God, who at sundry times and in divers manners spake in time past unto the fathers by the prophets,(Heb 1:1)
Knowing this first, that no prophecy of the scripture is of any private interpretation. For the prophecy came not in old time by the will of man: but holy men of God spake as they were moved by the Holy Ghost.(2Pet 1:20-21)
Let us hear the conclusion of the whole matter: Fear God, and keep his commandments: for this is the whole duty of man. For God shall bring every work into judgment, with every secret thing, whether it be good, or whether it be evil. (Ecc 12:13)
Now Malachi’s time has come to bring forth that same message and it is to a people who have long since come out of Babylonian captivity and have built the temple to worship God, however their half-hearted service to the Lord is being exposed by the prophet Malachi who sees a people who have lost their first love and are going through the motions of serving God in a careless and disrespectful manner with no fear or reverence toward Him.
The conclusion of the matter is that even after having been chastened of the Lord, God is showing us, through the people of this time who represent modern day Babylonian Christianity, that we can’t bring our whole life into the temple as a living sacrifice without the life of Christ within us.

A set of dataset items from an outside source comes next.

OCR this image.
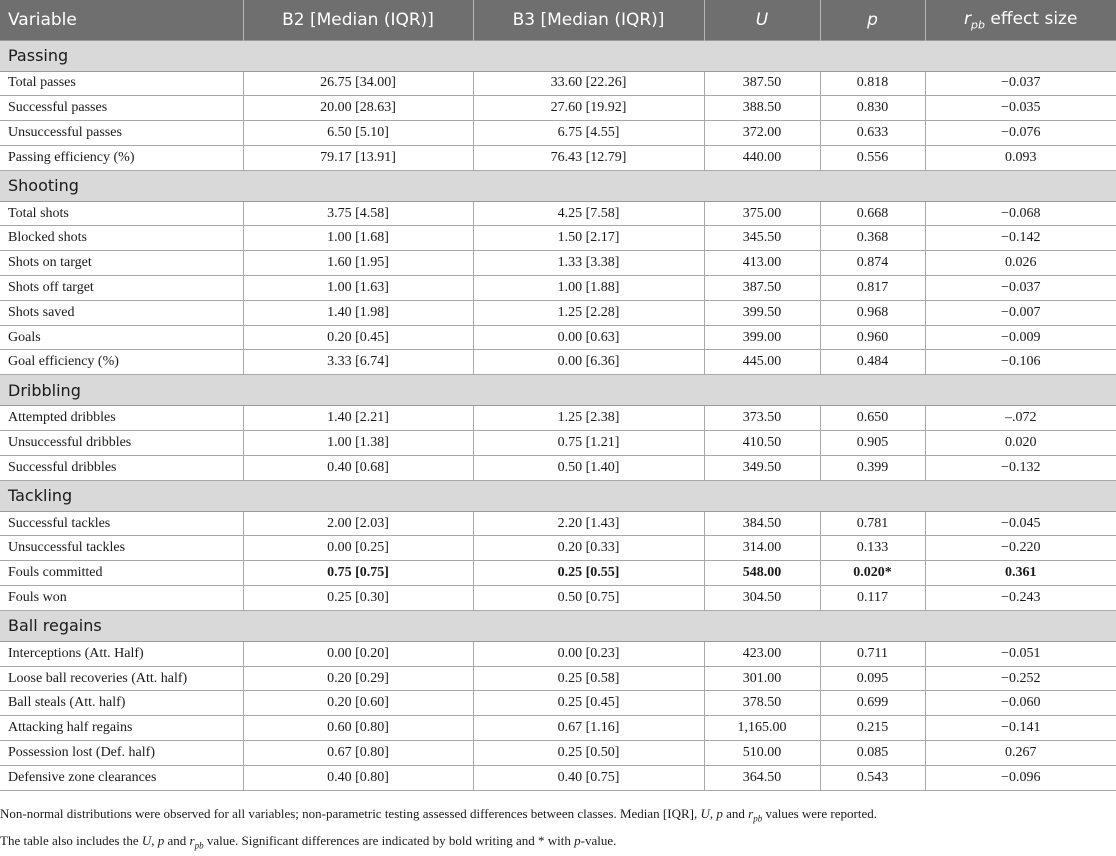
Variable	B2 [Median (IQR)]	B3 [Median (IQR)]	U	p	$r_{pb}$ effect size
Passing					
Total passes	26.75 [34.00]	33.60 [22.26]	387.50	0.818	−0.037
Successful passes	20.00 [28.63]	27.60 [19.92]	388.50	0.830	−0.035
Unsuccessful passes	6.50 [5.10]	6.75 [4.55]	372.00	0.633	−0.076
Passing efficiency (%)	79.17 [13.91]	76.43 [12.79]	440.00	0.556	0.093
Shooting					
Total shots	3.75 [4.58]	4.25 [7.58]	375.00	0.668	−0.068
Blocked shots	1.00 [1.68]	1.50 [2.17]	345.50	0.368	−0.142
Shots on target	1.60 [1.95]	1.33 [3.38]	413.00	0.874	0.026
Shots off target	1.00 [1.63]	1.00 [1.88]	387.50	0.817	−0.037
Shots saved	1.40 [1.98]	1.25 [2.28]	399.50	0.968	−0.007
Goals	0.20 [0.45]	0.00 [0.63]	399.00	0.960	−0.009
Goal efficiency (%)	3.33 [6.74]	0.00 [6.36]	445.00	0.484	−0.106
Dribbling					
Attempted dribbles	1.40 [2.21]	1.25 [2.38]	373.50	0.650	–.072
Unsuccessful dribbles	1.00 [1.38]	0.75 [1.21]	410.50	0.905	0.020
Successful dribbles	0.40 [0.68]	0.50 [1.40]	349.50	0.399	−0.132
Tackling					
Successful tackles	2.00 [2.03]	2.20 [1.43]	384.50	0.781	−0.045
Unsuccessful tackles	0.00 [0.25]	0.20 [0.33]	314.00	0.133	−0.220
Fouls committed	0.75 [0.75]	0.25 [0.55]	548.00	0.020*	0.361
Fouls won	0.25 [0.30]	0.50 [0.75]	304.50	0.117	−0.243
Ball regains					
Interceptions (Att. Half)	0.00 [0.20]	0.00 [0.23]	423.00	0.711	−0.051
Loose ball recoveries (Att. half)	0.20 [0.29]	0.25 [0.58]	301.00	0.095	−0.252
Ball steals (Att. half)	0.20 [0.60]	0.25 [0.45]	378.50	0.699	−0.060
Attacking half regains	0.60 [0.80]	0.67 [1.16]	1,165.00	0.215	−0.141
Possession lost (Def. half)	0.67 [0.80]	0.25 [0.50]	510.00	0.085	0.267
Defensive zone clearances	0.40 [0.80]	0.40 [0.75]	364.50	0.543	−0.096
Non-normal distributions were observed for all variables; non-parametric testing assessed differences between classes. Median [IQR], U, p and $r_{pb}$ values were reported.
The table also includes the U, p and $r_{pb}$ value. Significant differences are indicated by bold writing and * with p-value.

We may possess and come behind in no gift as the carnal Corinthians did but those gifts do not identify us as one who can truly go without the camp and bear the reproach of Christ, just like the Jews of this time-frame thought that their actions of building the temple were acceptable before God, representing how they came behind in no gift, but when it came right down to it, the spirit was lacking in their relationship to God and was not being presented as a living sacrifice (Mal 1:8 , Rom 12:1-2).
And if ye offer the blind for sacrifice, is it not evil?
And if ye offer the lame and sick, is it not evil?
Offer it now unto thy governor;
Will he be pleased with thee, or accept thy person? saith the Lord of hosts.(Mal 1:8)
It takes the indwelling spirit of God to do what is pleasing and right before God with no guile, and Malachi typifies the elect of God who are given to blow a trumpet of warning to the world that has defined their own traditions and ways of worshipping God, as Judah was doing with their torn, blind and lame animal sacrifices which just demonstrated their own spiritual condition.
In the simplest terms Christ said a tree is known by its fruits, and these trees were not bringing forth good fruit at this time in Judah’s history to show us something about our own incapability to offer our lives a living sacrifice unto God unless He is building the temple that we are and working that work within us through Christ. These actions of the nation of Judah were types of us and were written for our admonition, to remind us to not neglect so great a salvation and to know that God is not going to be mocked by us, and whatever we sow we are going to reap (1 Cor 10:11).